I've never understood the sentiment of having different feelings for the termination of a fetus/baby/infant/child/zygote/whatever depending on its location (in or out of womb). Whatever IT is, pulling it out of the mother doesn't change it at all. If it is ok to terminate/kill/destroy/slice/dice/whatever inside the womb, it should be just as ok outside, right?

Quote:
Originally Posted by Dr. Necessiter
Most of us would agree that killing a born child is murder. Many of us can agree that terminating the life of a fetus is NOT murder. Partial birth abortion pushed into the realm between those two distinctions.
Like I said above, I completely disagree. Something is a human life deserving of protection or it isn't. Shouldn't this be based on the organism itself? Perhaps some measure of brain functioning (which I believe is how we legally define whether an adult is a live, human being or not)?

Quote:
Originally Posted by Dr. Necessiter
The Supreme Court, in my understanding, just drew a clear distinction and defined that gray area as out of bounds.
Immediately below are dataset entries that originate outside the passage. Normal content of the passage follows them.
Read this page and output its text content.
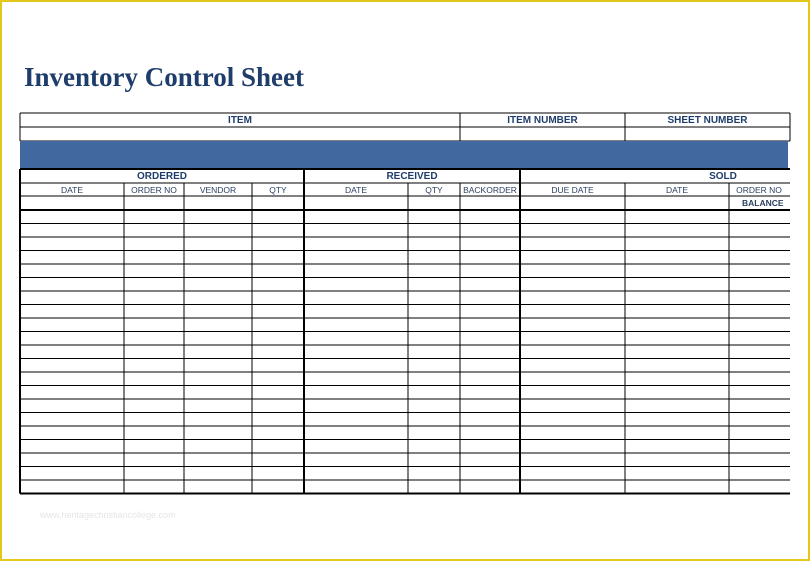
Inventory Control Sheet
ITEM	ITEM NUMBER	SHEET NUMBER
ORDERED	RECEIVED	SOLD
DATE	ORDER NO	VENDOR	QTY	DATE	QTY	BACKORDER	DUE DATE	DATE	ORDER NO
BALANCE
www.heritagechristiancollege.com
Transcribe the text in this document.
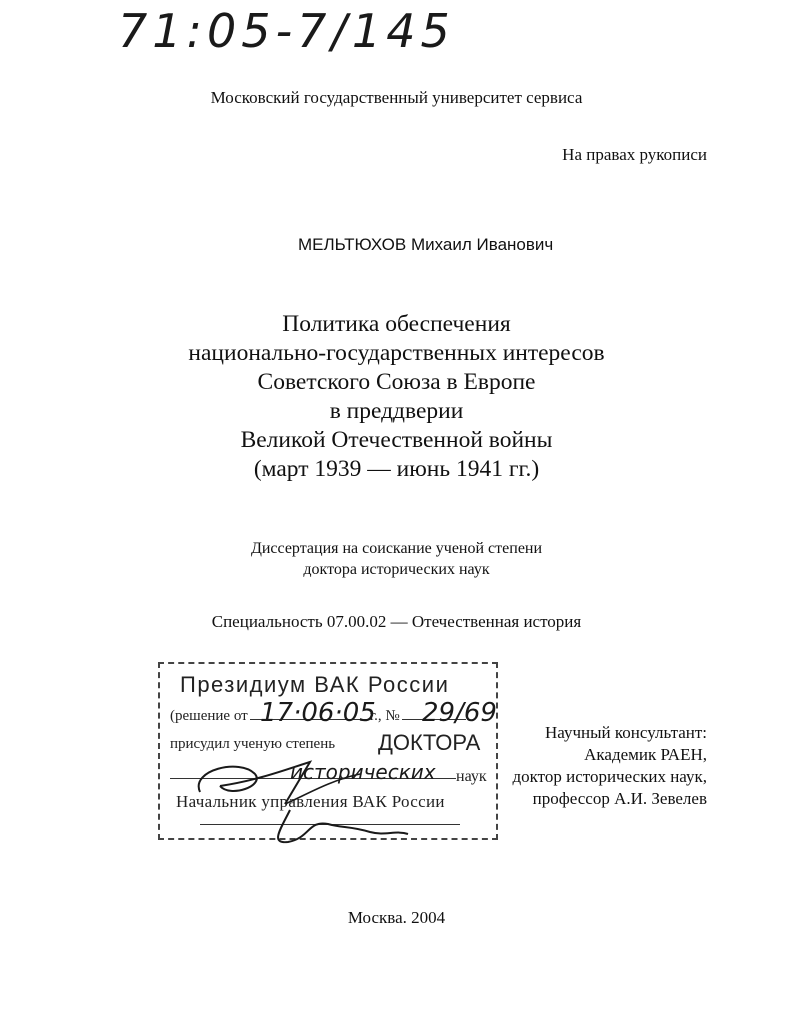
71:05-7/145
Московский государственный университет сервиса
На правах рукописи
МЕЛЬТЮХОВ Михаил Иванович
Политика обеспечения
национально-государственных интересов
Советского Союза в Европе
в преддверии
Великой Отечественной войны
(март 1939 — июнь 1941 гг.)
Диссертация на соискание ученой степени
доктора исторических наук
Специальность 07.00.02 — Отечественная история
Президиум ВАК России
(решение от	г., №
17·06·05 29/69
присудил ученую степень ДОКТОРА
исторических наук
Начальник управления ВАК России
Научный консультант:
Академик РАЕН,
доктор исторических наук,
профессор А.И. Зевелев
Москва. 2004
Conceptually, this clarity of definition could, if managed carefully, strengthen the argument for the preservation of biological choice in regards to children (or "tissue") in the womb. At the level of argument, this ban could work AGAINST the pro-life contingency.
I completely agree. This could serve to set in place the birthing process as the defining point between human life and disposable tissue, which would completely halt the pro-life movement in its tracks.

I think there is a happy median somewhere, but I don't think this is it.

I wish people would move the abortion debate more into the realm of science, logic, and ethics and out of the realm of emotion.